August 6, 20168 yr Thanks for putting this together! I have to ask, though: where are all the people? Or did you purposefully get shots without crowds?
August 6, 20168 yr thx all -- there is more to come -- What are those slatted wooden crates on the walls in the archways of the madrassa? honestly i was stumped by that, because it isn't seen on other madrassas. at first i thought it might be historic or something, but i poked around online and mystery solved -- i got a laugh out of it: most of these historic madrassas hold shops and craft making businesses, so it looks like here they want their a/c.
August 6, 20168 yr Thanks for putting this together! I have to ask, though: where are all the people?

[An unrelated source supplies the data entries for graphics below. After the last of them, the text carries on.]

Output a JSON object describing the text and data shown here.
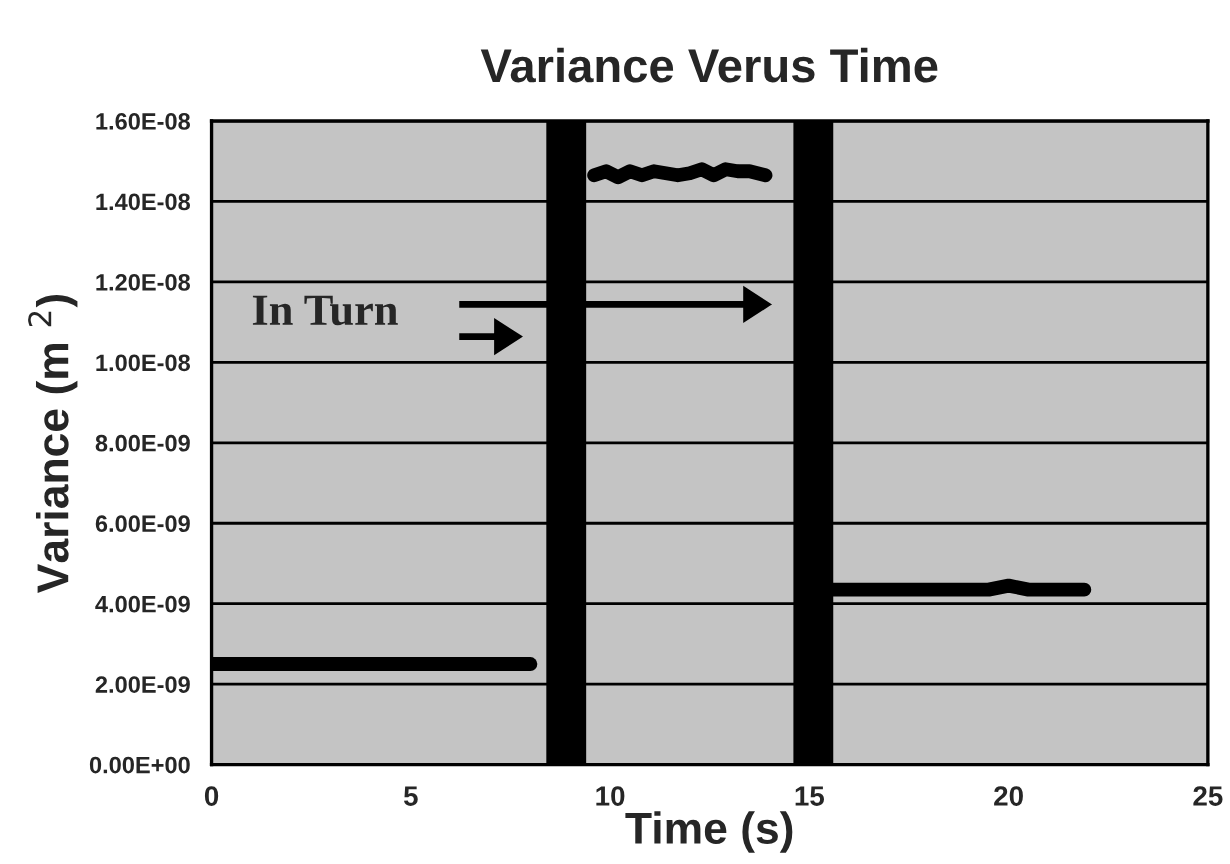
{
  "chart_data": {
    "type": "line",
    "title": "Variance Verus Time",
    "xlabel": "Time (s)",
    "ylabel": "Variance (m $^{2}$)",
    "series": [
      {
        "color": "#000000",
        "x": [
          0,
          8.0
        ],
        "values": [
          2.5e-09,
          2.5e-09
        ]
      },
      {
        "color": "#000000",
        "x": [
          9.6,
          9.9,
          10.2,
          10.5,
          10.8,
          11.1,
          11.4,
          11.7,
          12.0,
          12.3,
          12.6,
          12.9,
          13.2,
          13.5,
          13.9
        ],
        "values": [
          1.465e-08,
          1.475e-08,
          1.46e-08,
          1.475e-08,
          1.465e-08,
          1.475e-08,
          1.47e-08,
          1.465e-08,
          1.47e-08,
          1.48e-08,
          1.465e-08,
          1.48e-08,
          1.475e-08,
          1.475e-08,
          1.465e-08
        ]
      },
      {
        "color": "#000000",
        "x": [
          15.6,
          19.5,
          20.0,
          20.5,
          21.9
        ],
        "values": [
          4.35e-09,
          4.35e-09,
          4.45e-09,
          4.35e-09,
          4.35e-09
        ]
      }
    ],
    "bands": [
      {
        "axis": "x",
        "from": 8.4,
        "to": 9.4,
        "color": "#000000"
      },
      {
        "axis": "x",
        "from": 14.6,
        "to": 15.6,
        "color": "#000000"
      }
    ],
    "annotations": [
      "In Turn"
    ],
    "xlim": [
      0,
      25
    ],
    "xticks": [
      0,
      5,
      10,
      15,
      20,
      25
    ],
    "ylim": [
      0,
      1.6e-08
    ],
    "yticks": [
      {
        "value": 0,
        "label": "0.00E+00"
      },
      {
        "value": 2e-09,
        "label": "2.00E-09"
      },
      {
        "value": 4e-09,
        "label": "4.00E-09"
      },
      {
        "value": 6e-09,
        "label": "6.00E-09"
      },
      {
        "value": 8e-09,
        "label": "8.00E-09"
      },
      {
        "value": 1e-08,
        "label": "1.00E-08"
      },
      {
        "value": 1.2e-08,
        "label": "1.20E-08"
      },
      {
        "value": 1.4e-08,
        "label": "1.40E-08"
      },
      {
        "value": 1.6e-08,
        "label": "1.60E-08"
      }
    ],
    "grid": "y",
    "legend": false,
    "marker": "none",
    "line_style": "solid"
  }
}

Or did you purposefully get shots without crowds? hmm, its probably a mix of things. khiva is a small town (50k i think) and it is in the middle of nowhere, so it is probably never really all that highly touristed. also, it was well over 100 degrees every day, so people duck the sun. probably the big reason though is because it was eid al fitr, the end of ramadan. this is when people take a long holiday to visit family and do some charity work, so likely it was quieter than typical. however, it was interesting that this is a time a lot of uzbekis come in to visit these famous sights as they have the vacation time. i thought the market was pretty hopping though.

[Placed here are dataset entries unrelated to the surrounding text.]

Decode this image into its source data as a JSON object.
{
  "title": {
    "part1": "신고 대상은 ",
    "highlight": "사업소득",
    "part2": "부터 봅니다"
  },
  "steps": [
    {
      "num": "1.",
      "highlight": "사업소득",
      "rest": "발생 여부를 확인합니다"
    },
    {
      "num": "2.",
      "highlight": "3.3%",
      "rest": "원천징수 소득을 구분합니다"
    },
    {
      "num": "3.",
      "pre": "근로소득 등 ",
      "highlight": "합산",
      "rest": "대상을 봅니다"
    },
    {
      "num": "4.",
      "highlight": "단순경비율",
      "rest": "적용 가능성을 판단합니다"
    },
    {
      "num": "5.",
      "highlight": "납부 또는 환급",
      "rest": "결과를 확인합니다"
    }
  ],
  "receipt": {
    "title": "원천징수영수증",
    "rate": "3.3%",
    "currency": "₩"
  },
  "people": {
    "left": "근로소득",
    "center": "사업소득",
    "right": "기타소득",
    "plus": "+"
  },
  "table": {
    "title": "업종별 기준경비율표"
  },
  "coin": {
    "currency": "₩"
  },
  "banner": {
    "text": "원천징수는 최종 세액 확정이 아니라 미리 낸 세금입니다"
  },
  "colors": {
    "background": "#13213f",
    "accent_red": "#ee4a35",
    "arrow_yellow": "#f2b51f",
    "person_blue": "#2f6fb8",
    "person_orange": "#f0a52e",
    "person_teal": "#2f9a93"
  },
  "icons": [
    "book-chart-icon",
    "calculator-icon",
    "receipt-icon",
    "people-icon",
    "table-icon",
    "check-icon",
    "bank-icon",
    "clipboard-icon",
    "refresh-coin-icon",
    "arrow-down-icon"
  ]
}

August 7, 20168 yr Very cool. "You don't just walk into a bar and mix it up by calling a girl fat" - buildingcincinnati speaking about new forumers
August 7, 20168 yr Beautiful city. I visited Khiva about 18 years ago, it hasn't changed one bit. I really enjoyed traveling in Central Asia.

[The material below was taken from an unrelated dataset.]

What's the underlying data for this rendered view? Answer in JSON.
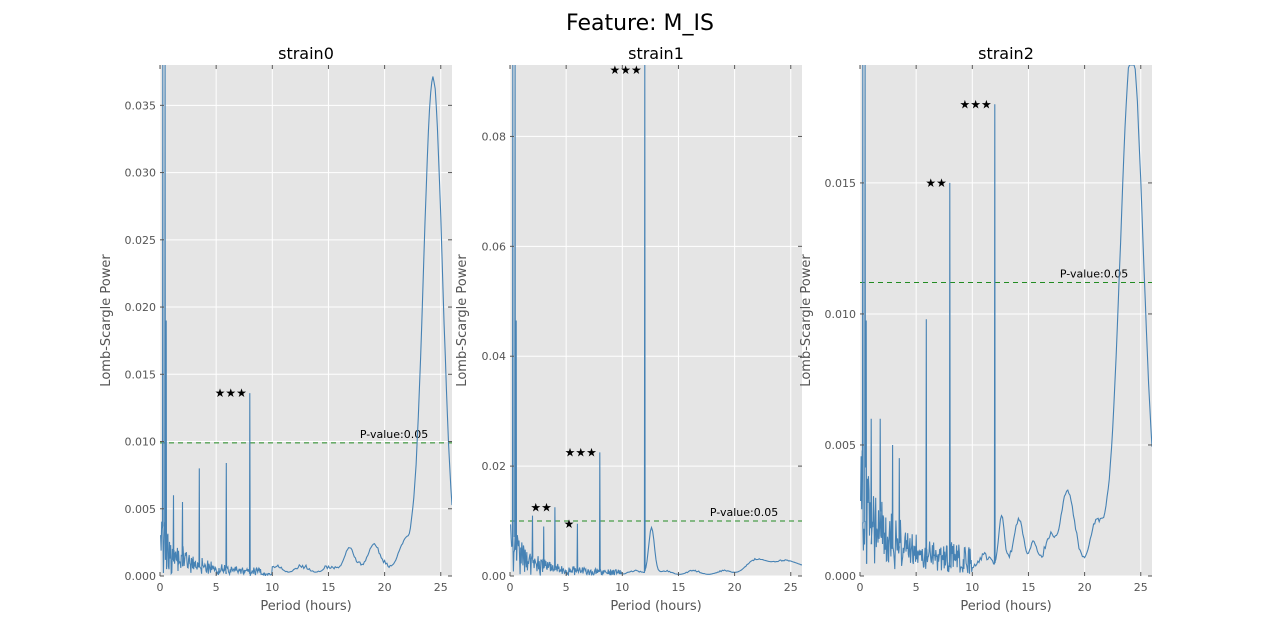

August 10, 20168 yr Beautiful city. I visited Khiva about 18 years ago, it hasn't changed one bit. I really enjoyed traveling in Central Asia. ha - i would hope it hasn't changed, right? that's great that you have been there, it does not seem like too many people have as it's certainly off the beaten path. i will post more uzbek city threads when i can and i would like to hear your thoughts.
August 16, 20168 yr So the pillars sit in a "mat" of camel hair? Is that what we were looking at? And that camel hair has survived hundreds of years?
August 16, 20168 yr So the pillars sit in a "mat" of camel hair? Is that what we were looking at? And that camel hair has survived hundreds of years? yes, yes and no. the camel hair kept up only for the posts used in new construction, for example, mostly like the open chiakana tea house roof posts. the hair acts like a suspension spring for the roof during an earthquake. actually, they said due to the desert air the wood can wear out well before the camel hair, unless it's kept oiled regularly, but they do change the hair once in awhile. there are modern and even ancient posts laying around here and there that have been removed as they wore out and there are several woodworker businesses in khiva that keep this architectural tradition up. some wood comes from nearby, which surprized me as its very desert-like around khiva, and some from the fergana valley on the eastern end of uzbekistan.